In accordance with the above, IT IS HEREBY ORDERED that:

1. The findings and recommendations, filed on January 29, 2009 (Doc. No. 6), are vacated.

2. Plaintiff's February 12, 2009 application to proceed in forma pauperis (Doc. No. 8) is granted.

3. Plaintiff is obligated to pay the statutory filing fee of $350.00 for this action. The fee shall be collected and paid in accordance with this court's order to the Director of the California Department of Corrections and Rehabilitation filed concurrently herewith.

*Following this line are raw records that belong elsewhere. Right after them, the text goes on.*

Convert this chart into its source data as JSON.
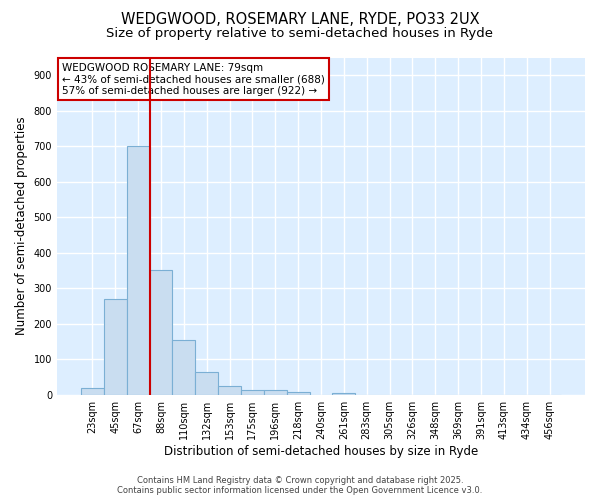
{
  "title_line1": "WEDGWOOD, ROSEMARY LANE, RYDE, PO33 2UX",
  "title_line2": "Size of property relative to semi-detached houses in Ryde",
  "xlabel": "Distribution of semi-detached houses by size in Ryde",
  "ylabel": "Number of semi-detached properties",
  "categories": [
    "23sqm",
    "45sqm",
    "67sqm",
    "88sqm",
    "110sqm",
    "132sqm",
    "153sqm",
    "175sqm",
    "196sqm",
    "218sqm",
    "240sqm",
    "261sqm",
    "283sqm",
    "305sqm",
    "326sqm",
    "348sqm",
    "369sqm",
    "391sqm",
    "413sqm",
    "434sqm",
    "456sqm"
  ],
  "values": [
    20,
    270,
    700,
    350,
    155,
    65,
    25,
    13,
    13,
    8,
    0,
    5,
    0,
    0,
    0,
    0,
    0,
    0,
    0,
    0,
    0
  ],
  "bar_color": "#c9ddf0",
  "bar_edge_color": "#7bafd4",
  "fig_bg_color": "#ffffff",
  "ax_bg_color": "#ddeeff",
  "grid_color": "#ffffff",
  "vline_color": "#cc0000",
  "annotation_text": "WEDGWOOD ROSEMARY LANE: 79sqm\n← 43% of semi-detached houses are smaller (688)\n57% of semi-detached houses are larger (922) →",
  "annotation_box_facecolor": "#ffffff",
  "annotation_box_edgecolor": "#cc0000",
  "ylim": [
    0,
    950
  ],
  "yticks": [
    0,
    100,
    200,
    300,
    400,
    500,
    600,
    700,
    800,
    900
  ],
  "footer_text": "Contains HM Land Registry data © Crown copyright and database right 2025.\nContains public sector information licensed under the Open Government Licence v3.0.",
  "title_fontsize": 10.5,
  "subtitle_fontsize": 9.5,
  "axis_label_fontsize": 8.5,
  "tick_fontsize": 7,
  "annotation_fontsize": 7.5,
  "footer_fontsize": 6
}
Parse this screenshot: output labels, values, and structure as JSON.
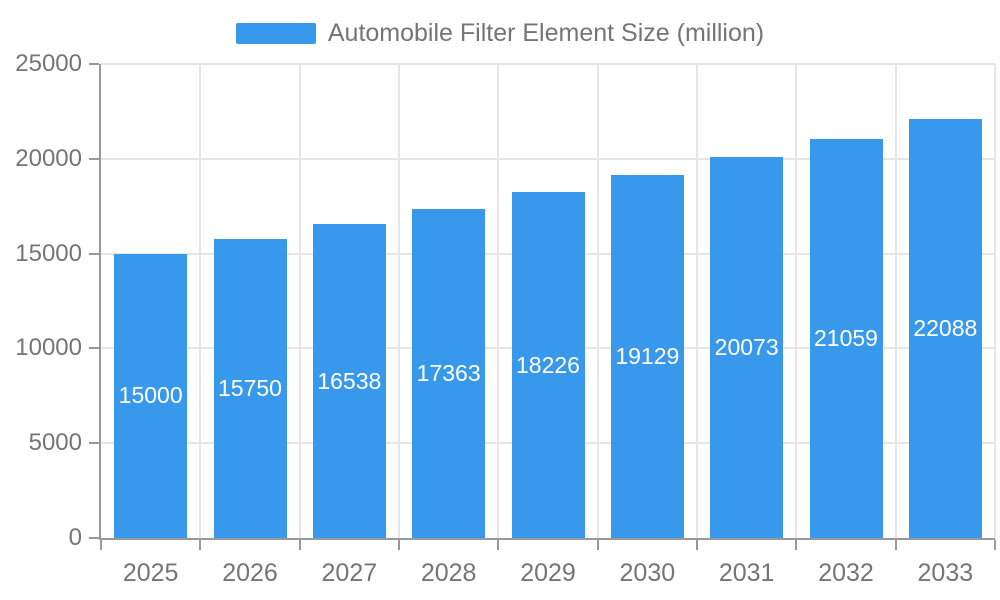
{
  "chart_data": {
    "type": "bar",
    "title": "",
    "legend_label": "Automobile Filter Element Size (million)",
    "categories": [
      "2025",
      "2026",
      "2027",
      "2028",
      "2029",
      "2030",
      "2031",
      "2032",
      "2033"
    ],
    "series": [
      {
        "name": "Automobile Filter Element Size (million)",
        "values": [
          15000,
          15750,
          16538,
          17363,
          18226,
          19129,
          20073,
          21059,
          22088
        ]
      }
    ],
    "bar_labels": [
      "15000",
      "15750",
      "16538",
      "17363",
      "18226",
      "19129",
      "20073",
      "21059",
      "22088"
    ],
    "xlabel": "",
    "ylabel": "",
    "ylim": [
      0,
      25000
    ],
    "yticks": [
      0,
      5000,
      10000,
      15000,
      20000,
      25000
    ],
    "ytick_labels": [
      "0",
      "5000",
      "10000",
      "15000",
      "20000",
      "25000"
    ],
    "grid": true,
    "legend_position": "top-center",
    "bar_labels_visible": true,
    "bar_label_position": "middle-center"
  },
  "colors": {
    "bar": "#3899EC",
    "axis_line": "#999999",
    "grid_line": "#E6E6E6",
    "tick_text": "#757575",
    "legend_text": "#757575",
    "bar_label_text": "#FFFFFF",
    "background": "#FFFFFF"
  }
}
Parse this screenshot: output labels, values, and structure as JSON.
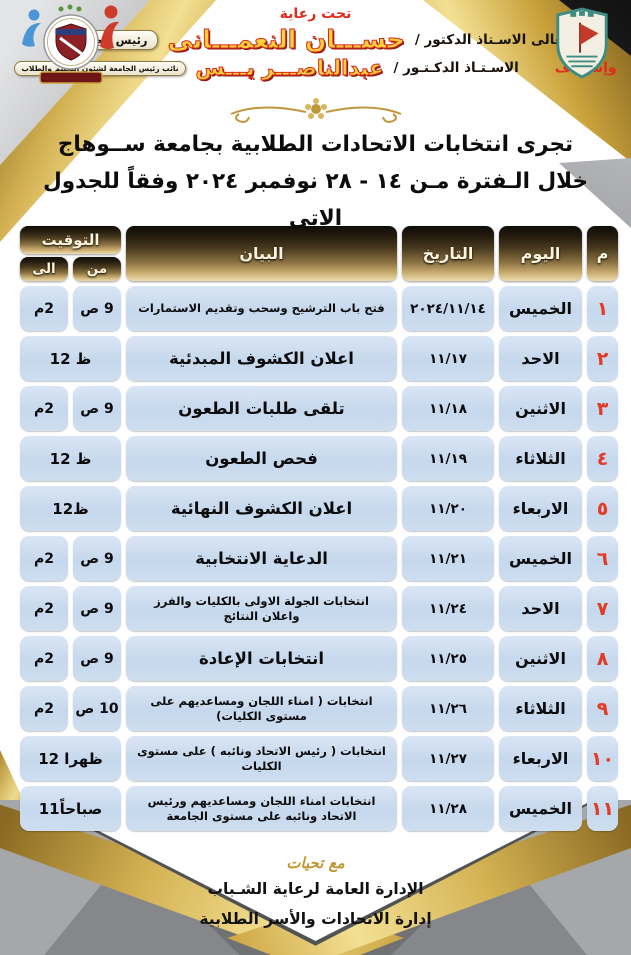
{
  "patronage": {
    "under_patronage": "تحت رعاية",
    "patron_prefix": "معالى الاسـتاذ الدكتور /",
    "patron_name": "حســـان النعمـــانى",
    "patron_title_badge": "رئيس الجامعة",
    "supervision_label": "وإشـراف",
    "supervisor_prefix": "الاسـتـاذ الدكـتـور /",
    "supervisor_name": "عبدالناصـــر يـــس",
    "supervisor_title_badge": "نائب رئيس الجامعة لشئون التعليم والطلاب"
  },
  "title": {
    "line1": "تجرى انتخابات الاتحادات الطلابية  بجامعة ســوهاج",
    "line2": "خلال الـفترة مـن ١٤ - ٢٨ نوفمبر ٢٠٢٤ وفقاً للجدول الاتى"
  },
  "table": {
    "headers": {
      "no": "م",
      "day": "اليوم",
      "date": "التاريخ",
      "statement": "البيان",
      "timing": "التوقيت",
      "from": "من",
      "to": "الى"
    },
    "rows": [
      {
        "no": "١",
        "day": "الخميس",
        "date": "٢٠٢٤/١١/١٤",
        "statement": "فتح باب الترشيح وسحب وتقديم الاستمارات",
        "from": "9 ص",
        "to": "2م"
      },
      {
        "no": "٢",
        "day": "الاحد",
        "date": "١١/١٧",
        "statement": "اعلان الكشوف المبدئية",
        "time": "12 ظ"
      },
      {
        "no": "٣",
        "day": "الاثنين",
        "date": "١١/١٨",
        "statement": "تلقى طلبات الطعون",
        "from": "9 ص",
        "to": "2م"
      },
      {
        "no": "٤",
        "day": "الثلاثاء",
        "date": "١١/١٩",
        "statement": "فحص الطعون",
        "time": "12 ظ"
      },
      {
        "no": "٥",
        "day": "الاربعاء",
        "date": "١١/٢٠",
        "statement": "اعلان الكشوف النهائية",
        "time": "12ظ"
      },
      {
        "no": "٦",
        "day": "الخميس",
        "date": "١١/٢١",
        "statement": "الدعاية الانتخابية",
        "from": "9 ص",
        "to": "2م"
      },
      {
        "no": "٧",
        "day": "الاحد",
        "date": "١١/٢٤",
        "statement": "انتخابات الجولة الاولى بالكليات والفرز واعلان النتائج",
        "from": "9 ص",
        "to": "2م"
      },
      {
        "no": "٨",
        "day": "الاثنين",
        "date": "١١/٢٥",
        "statement": "انتخابات الإعادة",
        "from": "9 ص",
        "to": "2م"
      },
      {
        "no": "٩",
        "day": "الثلاثاء",
        "date": "١١/٢٦",
        "statement": "انتخابات ( امناء اللجان ومساعديهم على مستوى الكليات)",
        "from": "10 ص",
        "to": "2م"
      },
      {
        "no": "١٠",
        "day": "الاربعاء",
        "date": "١١/٢٧",
        "statement": "انتخابات ( رئيس الاتحاد ونائبه ) على مستوى الكليات",
        "time": "12 ظهرا"
      },
      {
        "no": "١١",
        "day": "الخميس",
        "date": "١١/٢٨",
        "statement": "انتخابات امناء اللجان ومساعديهم ورئيس الاتحاد ونائبه على مستوى الجامعة",
        "time": "11صباحاً"
      }
    ]
  },
  "footer": {
    "regards": "مع تحيات",
    "dept_line1": "الإدارة العامة لرعاية الشـباب",
    "dept_line2": "إدارة الاتحادات والأسر الطلابية"
  },
  "logos": {
    "left": "youth-welfare-logo",
    "right": "sohag-university-logo"
  },
  "colors": {
    "red_accent": "#e43a28",
    "cell_blue": "#c9dbef",
    "header_gold_dark": "#181410",
    "header_gold_light": "#ecdcae",
    "ribbon_gold": "#d4b253",
    "name_yellow": "#ffd23b",
    "footer_gray": "#a6a7a9"
  }
}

4. Plaintiff's complaint is dismissed.

5. Plaintiff is granted thirty days from the date of service of this order to file an amended complaint that complies with the requirements of the Civil Rights Act, the Federal Rules of Civil Procedure, and the Local Rules of Practice; the amended complaint must bear the docket number assigned to this case and must be labeled "Amended Complaint"; plaintiff must use the form complaint provided by the court; failure to file an amended complaint in accordance with this order will result in a recommendation that this action be dismissed without prejudice.

6. The Clerk of the Court is directed to provide plaintiff with the court's form complaint for a § 1983 action.